These were usually science based but I did do one on basic desktop computer maintenance. I was surprised at how many takers there were. During the first lesson I was required to do some safety presentations, which really comprise of saying there are no dangerous voltages in a desktop computer other than in that grey box with a fan that the mains lead plugs into. If that goes wrong and you're not sure, unplug it, undo four screws ... and replace it.

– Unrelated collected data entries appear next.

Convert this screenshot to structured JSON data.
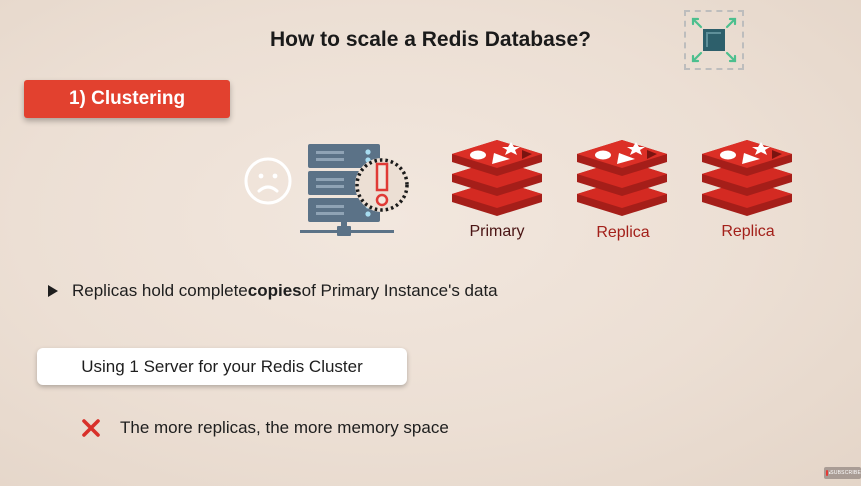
{
  "slide": {
    "title": "How to scale a Redis Database?",
    "section_label": "1) Clustering",
    "nodes": [
      {
        "label": "Primary"
      },
      {
        "label": "Replica"
      },
      {
        "label": "Replica"
      }
    ],
    "bullet": {
      "pre": "Replicas hold complete ",
      "bold": "copies",
      "post": " of Primary Instance's data"
    },
    "server_box_text": "Using 1 Server for your Redis Cluster",
    "con_text": "The more replicas, the more memory space"
  },
  "overlay": {
    "subscribe_label": "SUBSCRIBE"
  },
  "colors": {
    "accent_red": "#e2412f",
    "redis_red": "#d42a22",
    "server_blue": "#5b7287",
    "warning_red": "#e03a36",
    "expand_teal": "#2d5f6b",
    "expand_green": "#4cbf8e"
  },
  "icons": [
    "expand-icon",
    "sad-face-icon",
    "server-warning-icon",
    "redis-logo-icon",
    "cross-icon",
    "youtube-icon"
  ]
}
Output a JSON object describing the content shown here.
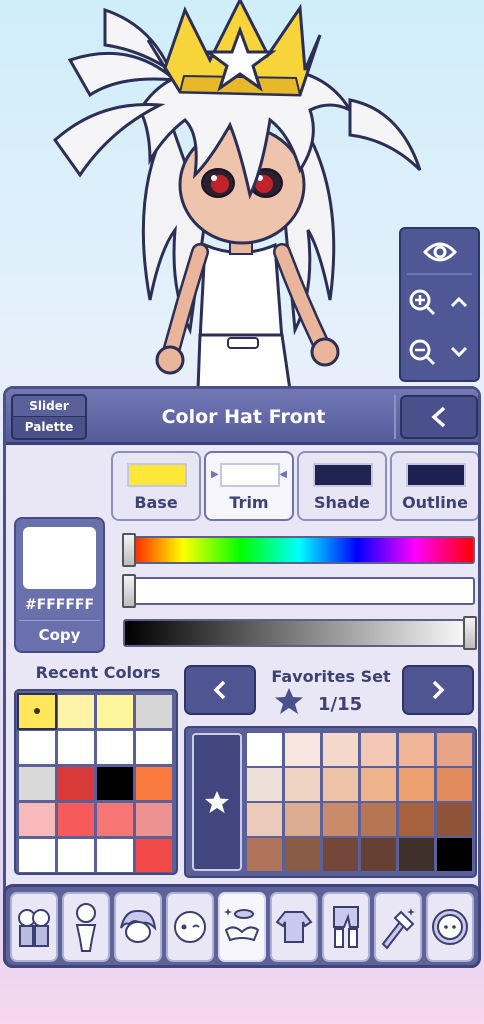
{
  "view_controls": {
    "icons": [
      "eye-icon",
      "zoom-in-icon",
      "chevron-up-icon",
      "zoom-out-icon",
      "chevron-down-icon"
    ]
  },
  "panel": {
    "mode_toggle": {
      "option_top": "Slider",
      "option_bottom": "Palette"
    },
    "title": "Color Hat Front",
    "back_icon": "chevron-left-icon",
    "part_tabs": [
      {
        "label": "Base",
        "color": "#FFE83A"
      },
      {
        "label": "Trim",
        "color": "#FFFFFF"
      },
      {
        "label": "Shade",
        "color": "#1F2550"
      },
      {
        "label": "Outline",
        "color": "#1C2050"
      }
    ],
    "active_part": "Trim",
    "current_color": {
      "hex": "#FFFFFF",
      "copy_label": "Copy"
    },
    "sliders": {
      "hue": 0,
      "saturation": 0,
      "value": 100
    },
    "recent": {
      "title": "Recent Colors",
      "colors": [
        "#FFE65A",
        "#FFF3A8",
        "#FFF59C",
        "#D6D6D6",
        "#FFFFFF",
        "#FFFFFF",
        "#FFFFFF",
        "#FFFFFF",
        "#D9D9D9",
        "#D93B3B",
        "#000000",
        "#F97B3F",
        "#F7B9B9",
        "#F65A5A",
        "#F77575",
        "#EE9191",
        "#FFFFFF",
        "#FFFFFF",
        "#FFFFFF",
        "#F14848"
      ]
    },
    "favorites": {
      "title": "Favorites Set",
      "page": "1/15",
      "prev_icon": "chevron-left-icon",
      "next_icon": "chevron-right-icon",
      "colors": [
        "#FFFFFF",
        "#F8E5DF",
        "#F4D8CC",
        "#F2C7B3",
        "#EFB596",
        "#E7A386",
        "#EEE0D9",
        "#EFD3C3",
        "#EDC3A8",
        "#EEB28C",
        "#ED9F70",
        "#E18A5C",
        "#ECCABA",
        "#DDAC8E",
        "#C98B69",
        "#B77653",
        "#A8633E",
        "#8F5337",
        "#B0745A",
        "#8A5C46",
        "#73473A",
        "#654033",
        "#3F302C",
        "#000000"
      ]
    }
  },
  "toolbar": {
    "tools": [
      "presets-icon",
      "body-icon",
      "hair-icon",
      "face-icon",
      "accessories-icon",
      "top-clothing-icon",
      "bottom-clothing-icon",
      "props-icon",
      "profile-icon"
    ],
    "active_tool": "accessories-icon"
  }
}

However I did present a small lesson on what the meaning of voltage and current is. For people in general this requires a good visual demonstation. I used a car battery, a piece of mains fuse wire and a large pair of gloves. First off, wrap each end of the fuse wire around a nail and holding the nails with your gloves, short out the car battery. Very impressive visual sight of fuse wire glowing white hot and melting.
Then I'd tell them that the 12 volts provided by the car battery is the highest DC voltage you'll find in a computer, and it's quite harmless, please come up and stick the finger of one hand on one battery terminal, and the finger of your other hand on the other terminal.
Strangely, having seen the fuse wire all but vaporised, no-one volunteered. So I'd stick my fingers onto the battery terminals and pretend to get a powerful shock, then burst out laughing at their distress.
It probably didn't teach them much, but I got a laugh !!

"That's the safety bit over," I told them. "Twelve volts wont hurt you, but if that grey box with the mains plug isn't working, don't go inside it unless you're qualified. With regard to mains voltages remember that line from the film The Terminator: "It can't be bargained with. It can't be reasoned with. It doesn't feel pity, or remorse, or fear. And it absolutely will not stop... ever, until you are dead!"

Then I let them loose on a number of old classroom computers we had left over from a refit. (The basic internals of a desktop haven't changed much in terms of layout since I did this course in the early 2000's. The various bits have just got more powerful and faster, and the fans must be breeding in there )

I think the course was successful because I was asked to do a couple more. But I abandoned the battery demonstration because heaving the bloody thing up the stairs almost did my back in.